After successfully completing low-speed taxi testing earlier this year, the giant Stratolaunch aircraft successfully hit a new milestone recently, reaching 90 mph (145 km/h) during its latest stage of runway testing. The announcement comes days after billionaire co-founder of the company Paul Allen passed away, just months before his long-dreamed creation finally hits the sky.

In development since 2011, the massive dual-fuselage Stratolaunch is undoubtedly an immensely ambitious engineering challenge. Designed to be the first commercial air-launch vehicle capable of sending relatively small payloads into a variety of Earth orbits, the world's largest plane has passed a series of key milestones over recent years.

After emerging from its hangar for the first time in mid-2017, it has undergone a series of engine tests, and earlier this year it successfully stormed down a runway in Mojave, California. These initial runway taxi tests took it up to a modest speed of 46 mph (74 km/h) but now it has almost doubled that with a newly revealed round of testing.

The latest video to be released by the company shows the plane reaching 80 mph (128 km/h) during its new phase of medium-speed taxi testing, but the description on the video suggests the plane ultimately hit a top speed of 90 mph (145 km/h) during the test. After further testing over the coming months, it's hoped the aircraft's maiden flight will take place within the next 12 to 18 months.

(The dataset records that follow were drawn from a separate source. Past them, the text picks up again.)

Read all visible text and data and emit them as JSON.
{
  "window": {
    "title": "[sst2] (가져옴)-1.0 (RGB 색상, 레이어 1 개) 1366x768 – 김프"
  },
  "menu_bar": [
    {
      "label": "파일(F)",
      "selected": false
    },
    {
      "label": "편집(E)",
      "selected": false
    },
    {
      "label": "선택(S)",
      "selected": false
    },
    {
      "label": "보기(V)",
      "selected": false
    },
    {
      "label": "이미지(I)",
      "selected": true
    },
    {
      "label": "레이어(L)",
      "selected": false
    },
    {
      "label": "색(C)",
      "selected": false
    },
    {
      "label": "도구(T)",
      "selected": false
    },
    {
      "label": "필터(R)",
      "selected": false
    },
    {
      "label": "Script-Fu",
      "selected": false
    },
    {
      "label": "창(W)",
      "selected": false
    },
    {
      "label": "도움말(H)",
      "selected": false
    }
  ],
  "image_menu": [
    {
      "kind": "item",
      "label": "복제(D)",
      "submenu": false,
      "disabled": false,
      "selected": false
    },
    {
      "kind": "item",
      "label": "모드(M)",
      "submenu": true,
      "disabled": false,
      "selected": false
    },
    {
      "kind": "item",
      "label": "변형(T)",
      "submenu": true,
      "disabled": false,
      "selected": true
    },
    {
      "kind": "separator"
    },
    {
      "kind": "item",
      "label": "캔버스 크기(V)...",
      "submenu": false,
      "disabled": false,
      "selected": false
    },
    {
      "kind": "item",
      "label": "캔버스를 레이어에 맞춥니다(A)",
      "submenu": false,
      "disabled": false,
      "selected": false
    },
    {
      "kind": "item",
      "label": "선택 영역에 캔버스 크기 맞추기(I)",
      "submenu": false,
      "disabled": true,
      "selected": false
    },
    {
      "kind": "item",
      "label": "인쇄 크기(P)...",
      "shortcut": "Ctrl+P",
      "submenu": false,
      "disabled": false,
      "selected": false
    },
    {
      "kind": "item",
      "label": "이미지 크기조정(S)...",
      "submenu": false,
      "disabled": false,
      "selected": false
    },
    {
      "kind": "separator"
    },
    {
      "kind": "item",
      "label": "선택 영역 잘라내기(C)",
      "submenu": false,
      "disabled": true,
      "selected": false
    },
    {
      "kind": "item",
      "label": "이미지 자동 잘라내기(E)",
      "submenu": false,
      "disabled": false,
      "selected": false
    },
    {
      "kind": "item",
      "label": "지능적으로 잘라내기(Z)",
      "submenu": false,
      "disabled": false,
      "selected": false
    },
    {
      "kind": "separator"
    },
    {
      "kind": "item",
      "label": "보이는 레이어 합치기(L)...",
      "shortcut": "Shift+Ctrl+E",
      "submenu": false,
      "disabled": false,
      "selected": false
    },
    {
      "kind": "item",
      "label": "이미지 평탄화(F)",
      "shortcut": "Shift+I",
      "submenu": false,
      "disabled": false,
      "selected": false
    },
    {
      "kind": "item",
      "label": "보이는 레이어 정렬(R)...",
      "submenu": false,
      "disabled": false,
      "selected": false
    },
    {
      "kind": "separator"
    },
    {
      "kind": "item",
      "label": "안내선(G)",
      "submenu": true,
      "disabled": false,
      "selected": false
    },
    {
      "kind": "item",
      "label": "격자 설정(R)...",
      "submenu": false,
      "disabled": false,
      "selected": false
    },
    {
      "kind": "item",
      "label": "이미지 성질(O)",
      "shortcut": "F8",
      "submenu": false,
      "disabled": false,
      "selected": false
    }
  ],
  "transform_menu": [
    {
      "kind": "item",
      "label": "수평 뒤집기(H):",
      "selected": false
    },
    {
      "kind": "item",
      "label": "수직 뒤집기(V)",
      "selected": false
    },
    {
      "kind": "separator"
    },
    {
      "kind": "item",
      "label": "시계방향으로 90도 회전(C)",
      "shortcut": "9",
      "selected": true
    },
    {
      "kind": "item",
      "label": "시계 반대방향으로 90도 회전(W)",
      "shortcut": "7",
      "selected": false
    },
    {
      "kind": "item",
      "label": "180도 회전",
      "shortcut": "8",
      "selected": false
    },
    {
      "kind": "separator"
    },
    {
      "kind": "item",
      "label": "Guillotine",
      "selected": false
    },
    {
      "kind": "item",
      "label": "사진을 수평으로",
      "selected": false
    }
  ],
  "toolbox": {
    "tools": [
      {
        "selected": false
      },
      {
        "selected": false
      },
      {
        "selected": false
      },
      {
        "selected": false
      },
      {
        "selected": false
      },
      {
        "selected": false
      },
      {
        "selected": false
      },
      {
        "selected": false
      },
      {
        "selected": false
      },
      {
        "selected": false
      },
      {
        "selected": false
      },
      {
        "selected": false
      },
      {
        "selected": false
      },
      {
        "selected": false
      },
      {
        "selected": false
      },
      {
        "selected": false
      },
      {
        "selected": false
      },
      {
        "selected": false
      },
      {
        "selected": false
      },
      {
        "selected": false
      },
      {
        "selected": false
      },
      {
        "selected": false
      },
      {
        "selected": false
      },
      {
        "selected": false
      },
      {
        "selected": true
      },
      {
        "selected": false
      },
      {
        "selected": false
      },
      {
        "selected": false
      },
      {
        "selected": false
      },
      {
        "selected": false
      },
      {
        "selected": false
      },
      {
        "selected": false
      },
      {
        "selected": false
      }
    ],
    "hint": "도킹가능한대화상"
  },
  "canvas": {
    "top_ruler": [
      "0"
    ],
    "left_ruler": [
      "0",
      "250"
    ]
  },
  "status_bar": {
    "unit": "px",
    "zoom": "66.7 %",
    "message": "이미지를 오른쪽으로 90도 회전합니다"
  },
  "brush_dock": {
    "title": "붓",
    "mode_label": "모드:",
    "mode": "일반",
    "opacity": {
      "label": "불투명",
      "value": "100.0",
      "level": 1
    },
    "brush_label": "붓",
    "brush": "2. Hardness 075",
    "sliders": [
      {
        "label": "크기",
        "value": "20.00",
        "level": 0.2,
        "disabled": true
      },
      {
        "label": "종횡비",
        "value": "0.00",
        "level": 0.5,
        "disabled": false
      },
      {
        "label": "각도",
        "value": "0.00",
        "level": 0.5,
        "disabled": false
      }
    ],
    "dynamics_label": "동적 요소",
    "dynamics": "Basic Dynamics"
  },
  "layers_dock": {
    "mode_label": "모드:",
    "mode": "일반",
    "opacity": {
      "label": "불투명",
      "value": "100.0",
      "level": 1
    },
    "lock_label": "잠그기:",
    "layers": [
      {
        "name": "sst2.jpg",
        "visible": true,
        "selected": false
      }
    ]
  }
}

The timing of the new Stratolaunch milestone is bittersweet for all involved, with the successful taxi test taking place just days before the passing of founder Paul G Allen. Best known for co-founding Microsoft with Bill Gates, Allen's aerospace aspirations started in childhood and the Stratolaunch project was the focal point of those dreams.

CEO of Stratolaunch Jean Floyd tweeted his condolences following Allen's passing, suggesting everyone working on the project will be dedicated to fulfilling Allen's legacy. "Incredibly sad news," Floyd tweeted. "We deeply respect and admire Mr. Allen's vision. His legacy will be honored."